Seriam coisas que os dois protagonistas, arquétipos da malandragem napolitana, fariam tranquilamente. Na ficção, roubam de pirulito da boca da criança à mulher do próximo.
A escolha de duas obras baseadas na “Commedia dell’Arte”, além de dar unidade temporal-geográfica ao espetáculo, também foi um desejo de “apresentar algo mais recente, ligado às vanguardas do século 20”, diz Paulo Zuben, diretor artístico-pedagógico da OS (Organização Social) gestora do Theatro São Pedro e da Orthesp.
A Comedia dell’Arte, surgida na Itália no final do século 15, é “violentamente antiacadêmica, generosamente contestatória”, segundo o diretor e cenógrafo Gianni Ratto (1916-2005).
O espírito foi mantido nas criações inspiradas pelo gênero. Quando o balé “Pulcinella” estreou, em 1920, os cenários ficaram a cargo de Pablo Picasso.
Já “Arlecchino” pode ser chamado de anti-ópera, segundo Pereira. “A obra brinca com as convenções operísticas e seus clichês, como o tenor vedete”, diz o diretor.
A brincadeira e o erotismo sutil foram elementos usados por Giovanni Di Palma para criar as coreografias.
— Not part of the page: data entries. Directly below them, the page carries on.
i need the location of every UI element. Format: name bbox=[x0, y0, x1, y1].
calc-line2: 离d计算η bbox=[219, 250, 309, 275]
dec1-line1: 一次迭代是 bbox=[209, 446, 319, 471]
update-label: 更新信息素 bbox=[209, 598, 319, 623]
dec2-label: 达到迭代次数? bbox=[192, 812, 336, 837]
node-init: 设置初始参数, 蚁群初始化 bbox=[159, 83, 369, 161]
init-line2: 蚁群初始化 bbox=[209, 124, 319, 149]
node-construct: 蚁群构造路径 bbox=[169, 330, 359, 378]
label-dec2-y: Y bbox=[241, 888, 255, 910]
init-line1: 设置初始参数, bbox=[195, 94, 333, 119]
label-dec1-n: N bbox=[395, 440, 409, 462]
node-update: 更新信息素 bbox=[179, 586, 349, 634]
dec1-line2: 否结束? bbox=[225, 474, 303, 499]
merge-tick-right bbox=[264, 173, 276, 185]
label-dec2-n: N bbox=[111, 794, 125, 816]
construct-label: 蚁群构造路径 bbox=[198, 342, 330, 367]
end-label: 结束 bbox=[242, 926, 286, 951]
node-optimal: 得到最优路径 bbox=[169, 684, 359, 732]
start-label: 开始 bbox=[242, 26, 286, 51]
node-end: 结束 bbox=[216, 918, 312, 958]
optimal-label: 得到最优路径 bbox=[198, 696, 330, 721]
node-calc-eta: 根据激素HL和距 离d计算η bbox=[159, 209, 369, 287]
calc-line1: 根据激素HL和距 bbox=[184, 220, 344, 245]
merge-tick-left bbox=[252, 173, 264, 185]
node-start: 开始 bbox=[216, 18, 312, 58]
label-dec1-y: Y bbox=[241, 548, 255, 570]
Ele se inspirou na juventude dos bailarinos da companhia, para a qual trabalha desde 2011, na elaboração das danças e movimentação cênica.
Di Palma também encontrou elementos em sua própria biografia para criar o balé. “Já fiz cabaré na vida”, conta. E tem mais: o coreógrafo, que há quatro anos é responsável pela coordenação de ensaios e manutenção de repertório da SPCD, é napolitano.
COWORKING
O “coworking” entre a SPCD e a Orthesp, além de possibilitar trocas artísticas, é também uma forma de superar crises e viabilizar produções em tempos de dinheiro escasso para a cultura.
Com um corte de mais de 40% em seu orçamento desde o ano passado, a verba da SPCD para três criações (metas obrigatórias) em 2017 foi de R$ 432.125, segundo a página Transparência do Governo do Estado. Dá pouco mais do que R$ 143.000 por obra, menos do que o programa municipal Fomento à Dança de 2017 destinou à cada criação contemplada (R$ 250.000).
A parceria com a Santa Marcelina Cultura, que assumiu a gestão do Theatro São Pedro em maio, possibilita à companhia de dança aumentar o número de estreias e apresentações no ano.
A SPCD entrou com a equipe artística e técnica e a Santa Marcelina arcou com os custos da montagem, orçada em cerca de R$ 500.000, segundo Zuben.
“Parcerias criativas são importantes neste momento de restrições orçamentárias. Uma produção bem realizada como esta pode trazer novos patrocinadores, inclusive da iniciativa privada, e o plano é ter cada vez mais esse tipo de apoio”, diz Zuben.
A gestão do Theatro São Pedro e de sua orquestra foi transferida em maio para a Santa Marcelina Cultura, depois do cancelamento do contrato com a antiga gestora, a Pensarte, por denúncias de favorecimento no processo de seleção. Em dezembro será feita nova convocação para renovação do contrato de gestão.